Страшно браться рассказывать об Эйзенштейне: несоотносимы слова, которые я в состоянии написать, с тем ощущением могучего и подавляющего интеллекта, который он излучал, словно источник бесконечно взрывающейся энергии. Боюсь быть неправильно понятой, но все-таки скажу именно так, как скажу: когда бы ж где бы я ни видела Сергея Михайловича, во мне неизменно и тревожно возникало одно и то же желание – не поддаваться ему, не быть захваченной врасплох, проглоченной, уничтоженной его всепоглощающим мозгом, остаться тем, кто я есть. Конечно, это было глупо и неправильно. Именно – глупо с моей стороны, так как я смогла бы почерпнуть из этого кипящего источника много, много больше, чем почерпнула. Причем "человечески" я нисколько его не боялась, как боялись многие – остроты его суждений, непримиримости к глупости, к проявлению пошлости, даже к простой ординарности, Я его не боялась, так как знала – он был добр. Не подходит к нему это простое, домашнее слово? Пусть. Но я точно знаю – он был именно добрым человеком. Очень часто резкость его суждений объяснялась какой-то странной застенчивостью. Так именно застенчиво, робко он относился к детям – эти маленькие существа были ему непонятны, они жили своей, не поддающейся контролю его критического ума жизнью, и вызывали в нем чаще всего удивление. Считалось, что он не любит детей. Нет, просто он терялся перед ними. Я видела, с каким интересом смотрел он на моих ребят, особенно на младшую, в те дни, когда она была еще совсем малышкой; он даже не смотрел на нее, он ее рассматривал, с интересом прислушивался к ее лепету и часто задавал мне такие несуразные вопросы, которые вызывали только веселый смех. Как-то раз, не помню уже почему, я дала ему подержать десятимесячную дочку – мне надо было что-то сделать для него Jже, кажется, достать книгу.
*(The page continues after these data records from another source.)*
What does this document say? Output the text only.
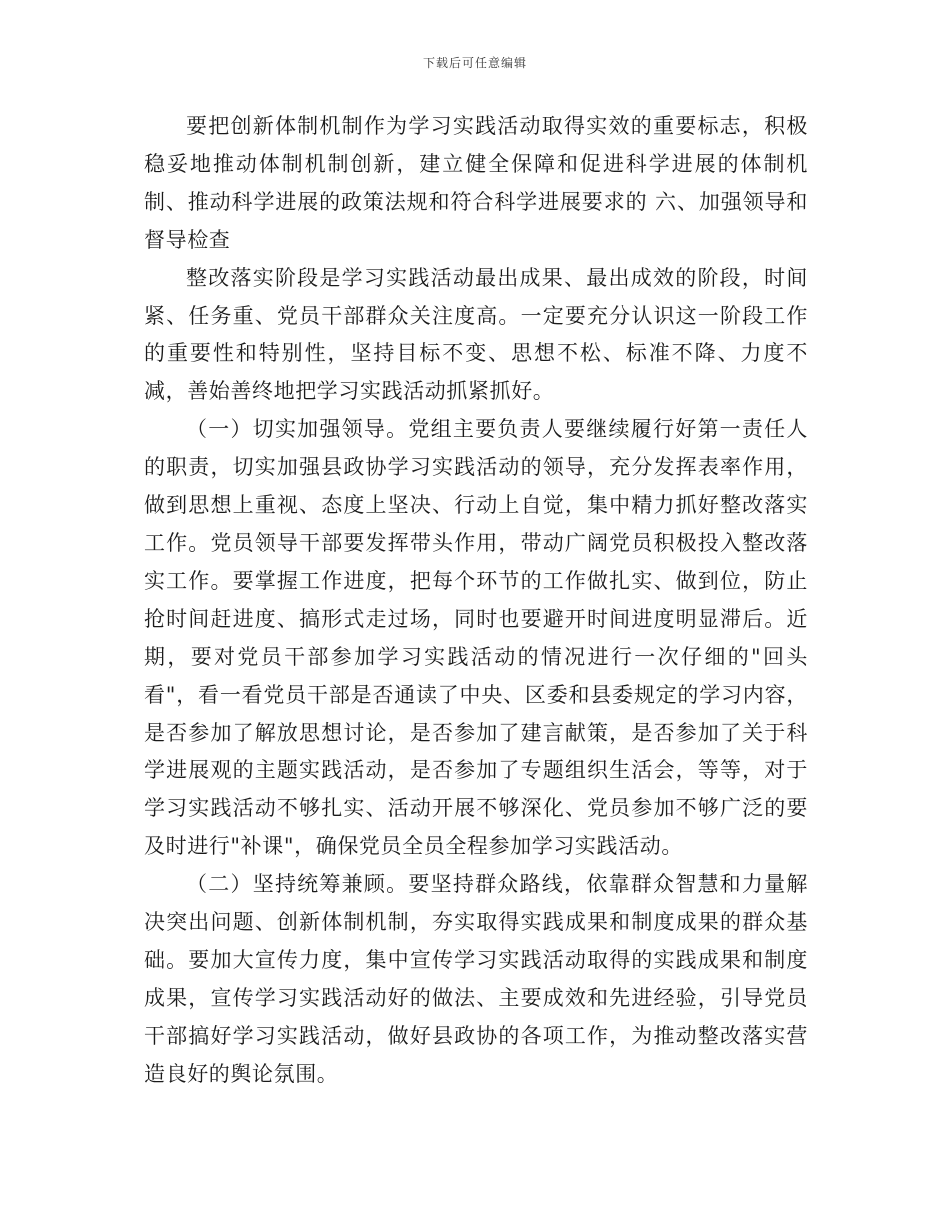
下载后可任意编辑

要把创新体制机制作为学习实践活动取得实效的重要标志，积极稳妥地推动体制机制创新，建立健全保障和促进科学进展的体制机制、推动科学进展的政策法规和符合科学进展要求的 六、加强领导和督导检查

整改落实阶段是学习实践活动最出成果、最出成效的阶段，时间紧、任务重、党员干部群众关注度高。一定要充分认识这一阶段工作的重要性和特别性，坚持目标不变、思想不松、标准不降、力度不减，善始善终地把学习实践活动抓紧抓好。

（一）切实加强领导。党组主要负责人要继续履行好第一责任人的职责，切实加强县政协学习实践活动的领导，充分发挥表率作用，做到思想上重视、态度上坚决、行动上自觉，集中精力抓好整改落实工作。党员领导干部要发挥带头作用，带动广阔党员积极投入整改落实工作。要掌握工作进度，把每个环节的工作做扎实、做到位，防止抢时间赶进度、搞形式走过场，同时也要避开时间进度明显滞后。近期，要对党员干部参加学习实践活动的情况进行一次仔细的"回头看"，看一看党员干部是否通读了中央、区委和县委规定的学习内容，是否参加了解放思想讨论，是否参加了建言献策，是否参加了关于科学进展观的主题实践活动，是否参加了专题组织生活会，等等，对于学习实践活动不够扎实、活动开展不够深化、党员参加不够广泛的要及时进行"补课"，确保党员全员全程参加学习实践活动。

（二）坚持统筹兼顾。要坚持群众路线，依靠群众智慧和力量解决突出问题、创新体制机制，夯实取得实践成果和制度成果的群众基础。要加大宣传力度，集中宣传学习实践活动取得的实践成果和制度成果，宣传学习实践活动好的做法、主要成效和先进经验，引导党员干部搞好学习实践活动，做好县政协的各项工作，为推动整改落实营造良好的舆论氛围。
Пока я возилась, Сергей Михайлович держал голую девчушку, да легко отставив ее от себя и не отрываясь смотрел на то, как она превесело трепыхалась в его осторожных руках. Потом, отдавая ее мне, сказал серьезно:

– А это довольно интересно, знаете, совершенно по форме.

"Это!" Смешно, но в такой "постановке вопроса" не было ничего от "нелюбви к детям", а просто проявилось то робкое любопытство, которое мы испытываем всегда перед чем-то непонятным, но милым. А Сергей Михайлович, по-моему, вообще к людям относился с любопытством и был с ними вначале и прост, и добр, пока не обнаруживал в них что-нибудь либо неискреннее, либо пошлое. Тогда он или совсем переставал замечать человека, или становился беспощаден, особенно с пошляками. Он как бы мгновенно натягивал маску, сплошной грим, который накладывают на свое лицо клоуны и лицедеи – смеющуюся маску острослова, и разил-разил словом, репликой, улыбкой. Но когда его что-нибудь действительно затрагивало – интересный рассказ, острая мысль, – тогда можно было говорить с ним часами и ни разу не приходило в голову, что этого человека кто-нибудь может бояться.